Diagnostics and therapy of germinal testicular tumors

Abstract

Based on experience in the treatment of 627 patients with germinal testicular tumor and referring to recent literature, the age distribution (children, 3.6%, men over 50 years, 6.3%), importance and possibilities of early detection as well as sensitivity, specificity and accuracy of tumor markers, ultrasonography and X-ray examinations are described. In N0M0 stage seminomas, cure can be effected by radiotherapy in almost 100% of the cases. An alternative 'watch policy' is discussed. In N1-2M0 stage seminomas, cure can be achieved by irradiation in more than 90% of the cases. Primary polychemotherapy is needed in stage N3M0 or M1 as well as in stage N4M0 and N1-4M1 seminomas. Complete remission can be obtained in more than 90% of the patients if salvage operation, further chemotherapy or radiotherapy is performed in cases without complete remission after semicastration and primary chemotherapy.
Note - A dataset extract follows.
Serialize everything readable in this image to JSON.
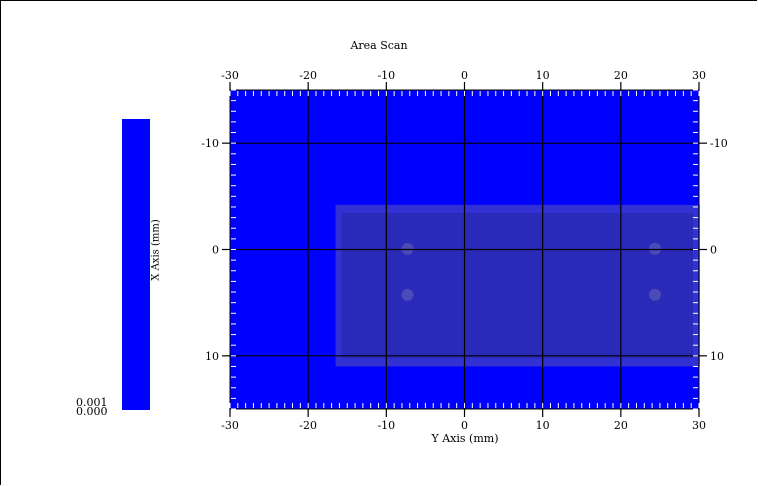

In N0M0 stage non-seminomas (excluding pT4 cases, choriocarcinoma, and patients with persistently elevated markers following semicastration), 'watch policy' has the disadvantage of requiring optimal monthly follow-ups and progression in 20% of the cases. While modified lymphadenectomy reduces the progression rate to 10% with low operative morbidity, it leads to an irreversible loss of ejaculation in 12% of the patients. With both modalities, if progression is detected, full recovery can be expected with immediate polychemotherapy. In stage N1-2M0 non-seminomas, a tumor-free condition can be obtained in close to 100% of the cases by lymphadenectomy and adjuvant chemotherapy. In stage N3,4 and/or M1, first primary polychemotherapy is carried out. In the case of a residual tumor this is followed by salvage operation and, if active tumor is found, by salvage chemotherapy. With this treatment, recovery can be achieved in 70-80% of the cases depending on the involvement of surrounding organs.